His last Oscar was in 2016 for best original score for Quentin Tarantino's "The Hateful Eight".

He first declined the job, but then relented, demanding that Tarantino allow him a "total break with the style of Western films I wrote 50 years ago".

Morricone wrote for hundreds of films, television programmes, popular songs and orchestras, but it was his friendship with Italian director Sergio Leone that brought him fame, with scores for Spaghetti Westerns starring Clint Eastwood in the 1960s.

They include the so-called "Dollars Trilogy" - "A Fistful of Dollars," "For a Few Dollars More," and "The Good, the Bad and the Ugly".

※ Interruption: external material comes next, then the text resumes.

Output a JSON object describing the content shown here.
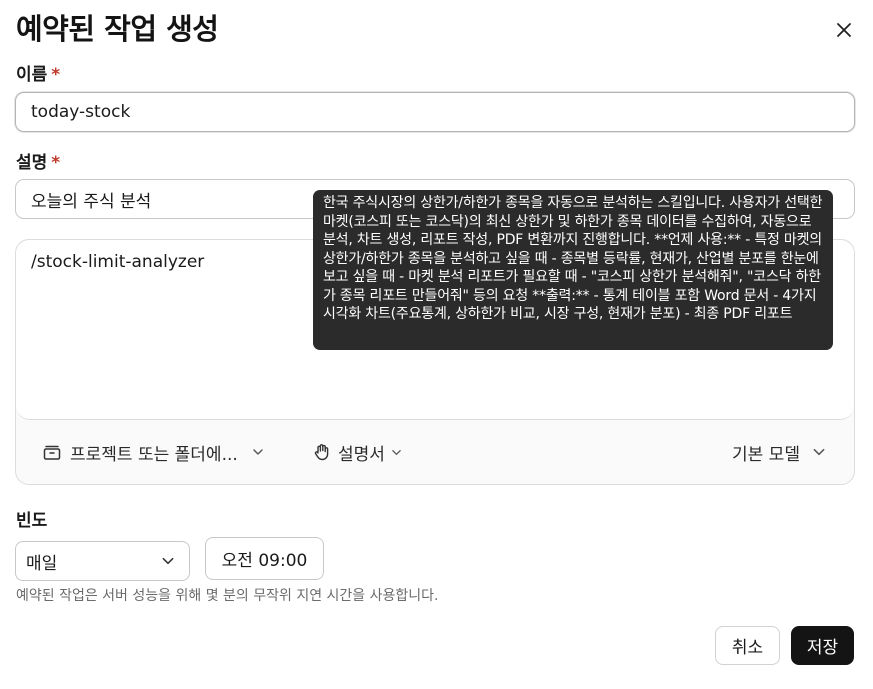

Morricone used unconventional instruments such as the Jew's harp, amplified harmonica, mariachi trumpets, cor anglais and the ocarina - an ancient Chinese instrument shaped like an egg.

The music was accompanied by real sounds such as whistling, cracking of whips, gunshots and sounds inspired by wild animals including coyotes.

He always tried to shake off the association with the Spaghetti Westerns, reminding people, particularly outside Italy, that he had a very creative and productive life before and after the films he made with Leone.

STRAIT-JACKET

"It's a strait-jacket. I just don't understand how, after all the films I have done, people keep thinking about 'A Fistful of Dollars'. People are stuck back in time, 30 years ago," the Maestro, as he was known in Italy, told Reuters in 2007.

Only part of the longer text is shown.